Posted

Global arms manufacturers’ revenues reach record levels

In 2024, revenues from arms sales and military services of the world’s 100 largest arms manufacturers grew by 5.9% to reach an unprecedented $679 billion. This is according to the latest data from the Stockholm International Peace Research Institute (SIPRI), published on December 1. This record figure, which is 26% higher than in 2015, is the result of escalating global conflicts, growing geopolitical tensions, and an unprecedented increase in military budgets around the world.

The main drivers of this record growth were the ongoing wars in Ukraine and the Middle East, particularly in the Gaza Strip. According to SIPRI, demand for weapons rose sharply due to these conflicts, as well as perceptions of threats from Russia in Europe and regional tensions in Asia and the Middle East. “Last year’s global arms sales revenues reached the highest level ever recorded by SIPRI, as manufacturers took advantage of high demand,” said SIPRI researcher Lorenzo Scarzato from the Military Expenditure and Arms Production program.

Many companies are expanding production capacity, building new factories, and making acquisitions to meet growing demand. However, according to experts, they face challenges: delays in deliveries, rising costs, and shortages of critical minerals such as titanium and rare earth elements. In particular, European firms such as Thales and Rheinmetall are warning of potential supply chain cost increases due to Chinese export restrictions.

Most of the growth came from companies in Europe and the US. American firms, which account for 39 of the top 100, increased their revenues by 3.8% to $334 billion — almost half of the total. Thirty of them, including industry leaders Lockheed Martin, Northrop Grumman, and General Dynamics, showed positive growth. Despite the growth, SIPRI highlights systemic problems in the US defense industry: delays and budget overruns in major projects such as the F-35 fighter jet.

In Europe (excluding Russia), there are 26 companies in the ranking, and 23 of them increased their revenues by 13% to $151 billion. This is directly related to the war in Ukraine and the threat from Russia. The record holder in terms of percentage growth is the Czech Czechoslovak Group, whose revenues soared 193% to $3.6 billion thanks to an initiative to supply artillery shells to Kyiv. The Ukrainian state-owned corporation JSC Ukrainian Defense Industry also noted success: +41% to $3 billion.
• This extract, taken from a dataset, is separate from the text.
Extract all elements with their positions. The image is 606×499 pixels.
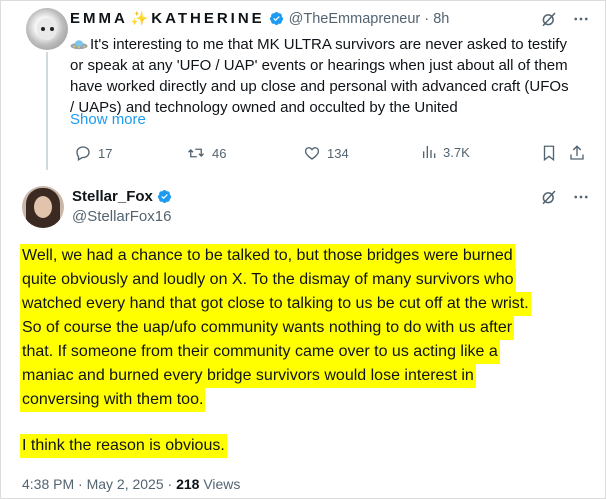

In the Middle East, revenues grew, and nine companies from the region entered the top 100 for the first time, with a combined total of $31 billion. Three Israeli firms increased their revenues by 16% to $16.2 billion, despite international criticism of Israel’s actions in Gaza. “The growing backlash against Israel’s actions in Gaza seems to have had little effect on interest in Israeli weapons,” comments SIPRI researcher Zubayda Karim. Many countries continued to place orders.

Despite the boom, the industry faces risks. SIPRI warns of potential supply problems: dependence on Russia and China for key materials could lead to new crises. European companies investing in production expansion risk facing rising costs. At the same time, global military spending reached $2.7 trillion in 2024 — another record high — guaranteeing continued demand in 2025.